Eine schöne Anekdote, die belegt, daß sich ein wenn auch vorsichtiger Stimmungsumschwung in der Gesellschaft hin zum Singen zu vollziehen scheint, ist folgende Werbung der Firma Henkel: Es wird ein Bad-Reiniger mit dem Namen biff angepriesen, der so gut sein soll, daß er quasi selbsttätig das ganze Bad reinigt und man viel Zeit spart. „Damit Sie wieder Zeit zum Singen finden“ schließt der Werbespot. Wenn es nicht ein Empfinden eines diesbezüglichen Mangels bei einer Mehrheit gäbe, wäre die Werbung verfehlt. Wir können aber davon ausgehen, daß die Werbefachleute einer so großen Firma wie Henkel genügend Geldmittel zur Verfügung haben, um zu recherchieren.
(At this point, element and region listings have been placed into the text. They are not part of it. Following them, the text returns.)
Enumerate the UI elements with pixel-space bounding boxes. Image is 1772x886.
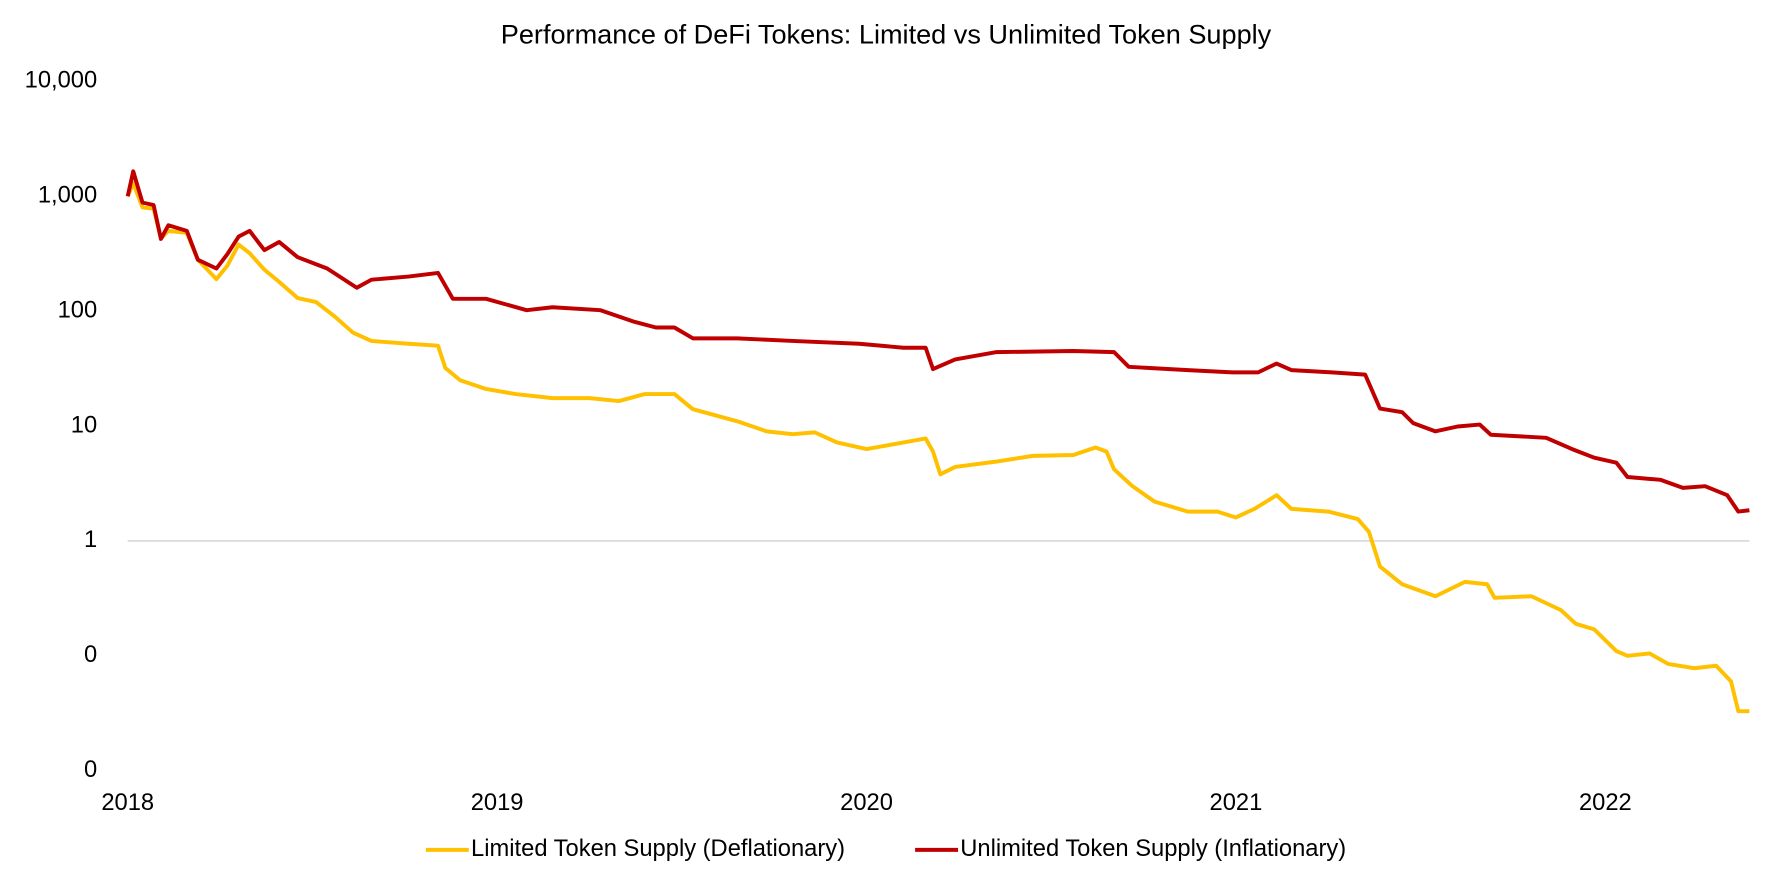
- y-tick-label: 0: [84, 642, 97, 668]
- x-tick-label: 2021: [1210, 790, 1263, 816]
- legend-label: Limited Token Supply (Deflationary): [471, 836, 845, 862]
- chart-title: Performance of DeFi Tokens: Limited vs U…: [501, 18, 1272, 49]
- y-tick-label: 100: [58, 297, 98, 323]
- y-tick-label: 10: [71, 412, 97, 438]
- x-tick-label: 2019: [471, 790, 524, 816]
- x-tick-label: 2018: [101, 790, 154, 816]
- legend-label: Unlimited Token Supply (Inflationary): [960, 836, 1346, 862]
- y-tick-label: 1: [84, 527, 97, 553]
- y-tick-label: 1,000: [38, 183, 97, 209]
- y-tick-label: 10,000: [25, 68, 98, 94]
- series-line: [125, 169, 1750, 514]
- y-tick-label: 0: [84, 757, 97, 783]
- x-tick-label: 2022: [1579, 790, 1632, 816]
- series-line: [125, 181, 1750, 714]
- x-tick-label: 2020: [840, 790, 893, 816]
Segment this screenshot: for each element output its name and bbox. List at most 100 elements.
All das – und es ließen sich noch viele interessante Beispiele anfügen – hat im Verhältnis zur Gesamtgesellschaft den Stellenwert von Ausnahmen. Sie sind meiner Meinung nach aber deutliche Boten eines neuen Frühlings des Singens, die einen möglichen Bewußtseinswandel in der Gesellschaft ankündigen.